The Member Experience in Your Health Club Can Affect Retention

In our clubs, we work relentlessly to remain focused on delivering a great member experience. As my own understanding grows about member experiences and the memories they create, I hope to share what I learn to improve not just our own operations but to have a broader impact on the fitness industry.

Getting the member experience right requires acute awareness that all interactions between customer and company (people, plant, equipment, advertising, website, etc.) will merge into a single belief about your company. This “memory” is the experience.

Experience shapes belief. Belief shapes action. Action shapes results. In the ideal club world, people who walk into your club for the first time are greeted warmly and personally. The salesperson is genuine and caring and inquisitive about their world. The club is spotless, and people are having energetic and friendly conversations all around.

From this experience, your customers begin to form a belief: These people care, and this place is authentic. If your customers return the next day to find someone different behind the front desk talking on a cell phone and not paying attention, they will question their belief and think that perhaps their first impression was wrong. Perhaps it was just the individuals who were caring yesterday, not the company.

Getting the experience right cannot be a “sometimes” thing. It must be pursued all the time, even if you know that “all the time” is not possible.

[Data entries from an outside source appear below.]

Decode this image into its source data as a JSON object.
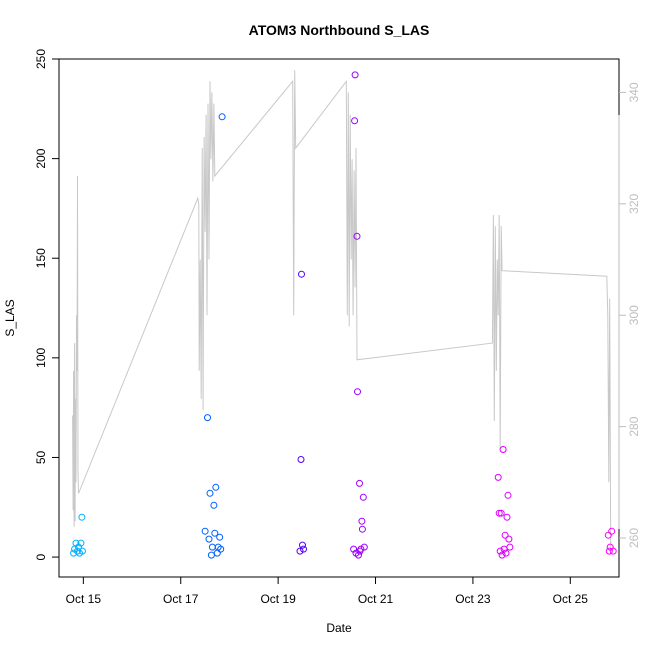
{
  "chart_data": {
    "type": "scatter",
    "title": "ATOM3 Northbound S_LAS",
    "xlabel": "Date",
    "ylabel": "S_LAS",
    "x_ticks": [
      {
        "day": 14.9,
        "label": "Oct 15"
      },
      {
        "day": 16.9,
        "label": "Oct 17"
      },
      {
        "day": 18.9,
        "label": "Oct 19"
      },
      {
        "day": 20.9,
        "label": "Oct 21"
      },
      {
        "day": 22.9,
        "label": "Oct 23"
      },
      {
        "day": 24.9,
        "label": "Oct 25"
      }
    ],
    "xlim": [
      14.4,
      25.9
    ],
    "ylim": [
      -10,
      250
    ],
    "y_ticks": [
      0,
      50,
      100,
      150,
      200,
      250
    ],
    "y2lim": [
      253,
      346
    ],
    "y2_ticks": [
      260,
      280,
      300,
      320,
      340
    ],
    "color_scale": [
      "#00b0ff",
      "#0055ff",
      "#5500ff",
      "#aa00ff",
      "#ff00ff"
    ],
    "points": [
      {
        "day": 14.7,
        "value": 2,
        "c": 0.0
      },
      {
        "day": 14.72,
        "value": 4,
        "c": 0.0
      },
      {
        "day": 14.75,
        "value": 7,
        "c": 0.0
      },
      {
        "day": 14.78,
        "value": 3,
        "c": 0.0
      },
      {
        "day": 14.8,
        "value": 5,
        "c": 0.0
      },
      {
        "day": 14.82,
        "value": 2,
        "c": 0.0
      },
      {
        "day": 14.85,
        "value": 7,
        "c": 0.0
      },
      {
        "day": 14.87,
        "value": 20,
        "c": 0.0
      },
      {
        "day": 14.88,
        "value": 3,
        "c": 0.0
      },
      {
        "day": 17.4,
        "value": 13,
        "c": 0.22
      },
      {
        "day": 17.45,
        "value": 70,
        "c": 0.22
      },
      {
        "day": 17.48,
        "value": 9,
        "c": 0.22
      },
      {
        "day": 17.5,
        "value": 32,
        "c": 0.22
      },
      {
        "day": 17.53,
        "value": 1,
        "c": 0.22
      },
      {
        "day": 17.55,
        "value": 5,
        "c": 0.22
      },
      {
        "day": 17.58,
        "value": 26,
        "c": 0.22
      },
      {
        "day": 17.6,
        "value": 12,
        "c": 0.22
      },
      {
        "day": 17.62,
        "value": 35,
        "c": 0.22
      },
      {
        "day": 17.65,
        "value": 2,
        "c": 0.22
      },
      {
        "day": 17.67,
        "value": 5,
        "c": 0.22
      },
      {
        "day": 17.7,
        "value": 10,
        "c": 0.22
      },
      {
        "day": 17.72,
        "value": 4,
        "c": 0.22
      },
      {
        "day": 17.75,
        "value": 221,
        "c": 0.22
      },
      {
        "day": 19.35,
        "value": 3,
        "c": 0.5
      },
      {
        "day": 19.37,
        "value": 49,
        "c": 0.5
      },
      {
        "day": 19.38,
        "value": 142,
        "c": 0.5
      },
      {
        "day": 19.4,
        "value": 6,
        "c": 0.5
      },
      {
        "day": 19.42,
        "value": 4,
        "c": 0.5
      },
      {
        "day": 20.45,
        "value": 4,
        "c": 0.7
      },
      {
        "day": 20.47,
        "value": 219,
        "c": 0.7
      },
      {
        "day": 20.48,
        "value": 242,
        "c": 0.7
      },
      {
        "day": 20.5,
        "value": 2,
        "c": 0.7
      },
      {
        "day": 20.52,
        "value": 161,
        "c": 0.7
      },
      {
        "day": 20.53,
        "value": 83,
        "c": 0.7
      },
      {
        "day": 20.55,
        "value": 1,
        "c": 0.72
      },
      {
        "day": 20.57,
        "value": 37,
        "c": 0.72
      },
      {
        "day": 20.58,
        "value": 3,
        "c": 0.72
      },
      {
        "day": 20.6,
        "value": 4,
        "c": 0.72
      },
      {
        "day": 20.62,
        "value": 18,
        "c": 0.72
      },
      {
        "day": 20.63,
        "value": 14,
        "c": 0.72
      },
      {
        "day": 20.65,
        "value": 30,
        "c": 0.72
      },
      {
        "day": 20.67,
        "value": 5,
        "c": 0.72
      },
      {
        "day": 23.42,
        "value": 40,
        "c": 0.9
      },
      {
        "day": 23.44,
        "value": 22,
        "c": 0.9
      },
      {
        "day": 23.46,
        "value": 3,
        "c": 0.9
      },
      {
        "day": 23.48,
        "value": 22,
        "c": 0.9
      },
      {
        "day": 23.5,
        "value": 1,
        "c": 0.9
      },
      {
        "day": 23.52,
        "value": 54,
        "c": 0.9
      },
      {
        "day": 23.54,
        "value": 4,
        "c": 0.9
      },
      {
        "day": 23.56,
        "value": 11,
        "c": 0.9
      },
      {
        "day": 23.58,
        "value": 2,
        "c": 0.9
      },
      {
        "day": 23.6,
        "value": 20,
        "c": 0.9
      },
      {
        "day": 23.62,
        "value": 31,
        "c": 0.9
      },
      {
        "day": 23.64,
        "value": 9,
        "c": 0.9
      },
      {
        "day": 23.66,
        "value": 5,
        "c": 0.9
      },
      {
        "day": 25.68,
        "value": 11,
        "c": 1.0
      },
      {
        "day": 25.7,
        "value": 3,
        "c": 1.0
      },
      {
        "day": 25.72,
        "value": 5,
        "c": 1.0
      },
      {
        "day": 25.75,
        "value": 13,
        "c": 1.0
      },
      {
        "day": 25.78,
        "value": 3,
        "c": 1.0
      }
    ],
    "secondary_line": {
      "color": "#c8c8c8",
      "points": [
        [
          14.68,
          282
        ],
        [
          14.69,
          265
        ],
        [
          14.7,
          290
        ],
        [
          14.71,
          262
        ],
        [
          14.72,
          295
        ],
        [
          14.73,
          263
        ],
        [
          14.74,
          285
        ],
        [
          14.75,
          270
        ],
        [
          14.76,
          300
        ],
        [
          14.77,
          290
        ],
        [
          14.78,
          325
        ],
        [
          14.79,
          272
        ],
        [
          14.8,
          268
        ],
        [
          17.25,
          321
        ],
        [
          17.27,
          320
        ],
        [
          17.28,
          290
        ],
        [
          17.3,
          310
        ],
        [
          17.32,
          285
        ],
        [
          17.34,
          330
        ],
        [
          17.36,
          283
        ],
        [
          17.38,
          332
        ],
        [
          17.4,
          315
        ],
        [
          17.42,
          336
        ],
        [
          17.44,
          300
        ],
        [
          17.46,
          338
        ],
        [
          17.48,
          310
        ],
        [
          17.5,
          342
        ],
        [
          17.52,
          328
        ],
        [
          17.54,
          340
        ],
        [
          17.56,
          324
        ],
        [
          17.58,
          338
        ],
        [
          17.6,
          325
        ],
        [
          19.2,
          342
        ],
        [
          19.22,
          300
        ],
        [
          19.24,
          344
        ],
        [
          19.26,
          330
        ],
        [
          20.3,
          342
        ],
        [
          20.32,
          300
        ],
        [
          20.34,
          340
        ],
        [
          20.36,
          298
        ],
        [
          20.38,
          336
        ],
        [
          20.4,
          310
        ],
        [
          20.42,
          328
        ],
        [
          20.44,
          300
        ],
        [
          20.46,
          326
        ],
        [
          20.48,
          305
        ],
        [
          20.5,
          330
        ],
        [
          20.52,
          292
        ],
        [
          23.3,
          295
        ],
        [
          23.32,
          318
        ],
        [
          23.34,
          281
        ],
        [
          23.36,
          316
        ],
        [
          23.38,
          290
        ],
        [
          23.4,
          310
        ],
        [
          23.42,
          300
        ],
        [
          23.44,
          318
        ],
        [
          23.46,
          276
        ],
        [
          23.48,
          316
        ],
        [
          23.5,
          308
        ],
        [
          25.65,
          307
        ],
        [
          25.67,
          300
        ],
        [
          25.69,
          270
        ],
        [
          25.71,
          303
        ],
        [
          25.73,
          258
        ]
      ]
    }
  }
}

B. Joseph Pine and James H. Gilmore, the authors of “The Experience Economy: Work Is Theater and Every Business a Stage,” explain that if we receive any cues not aligned with the experience we expect, the experience is degraded. At Disneyland, if we see two staff members arguing or a sweeper walk past garbage on the ground, we log this in our memory as a “chink” in the Disney armor.

In our member experience manual (our internal “Bible” for our gyms), we describe negative cues as “defects,” or something that will degrade the quality of the product. We create customer experiences. Negative cues are the defects of great experiences.

The fitness industry delivers all levels of member experience. Some clubs effectively apply the same customer experience principles as some of the world’s greatest companies (Apple, Four Seasons, etc.), and many clubs are small and connected enough to always deliver a great “hometown” experience. But mostly, the clubs in our industry deliver mediocrity.

If we are to live up to our potential as major contributors for solving a health care crisis, we need to generate more legendary customer care stories than are generated today. If we totaled all the stories about health clubs told around the world, the net result likely would be far more negative stories than positive ones. Our goal should not be to merely have more positive stories than negative ones but to obliterate negative stories and to create so many positive stories that the negative ones are insignificant by comparison.

Would that help retention? Yes. We hear that we service the same 15 percent of the market that we have for years. Yet attrition is still around 40 percent. If membership growth in the United States has moved from 45 million in 2009 to 50 million in 2010 and attrition is 40 percent, then roughly millions of people have quit their club during the last two years. Granted, many of those join somewhere else. But I am concerned with the people who came to a club to solve a problem and instead were sold a membership. I am concerned about the people who are used to the excellent customer experience they receive from Apple, Starbucks, Disney and others, who are left to wonder why the same experience has not permeated a business dependant on repeat visits and recurring revenues.

If we are ever to live up to our potential, we must design (to create, fashion, execute or construct according to plan) the end-to-end experience in a way that connects with and dazzles people when they are at their most vulnerable and when we are in our greatest position of power and influence. Then, we must deliver. No process, policy or person stands alone. They all connect to form what is the experience of our members.

BIO

Blair McHaney is president of Confluence Fitness Partners Inc., which operates two Gold’s Gyms in Washington. He previously served as president of the Gold’s Gym Franchisee Association and is an educator on customer experience management.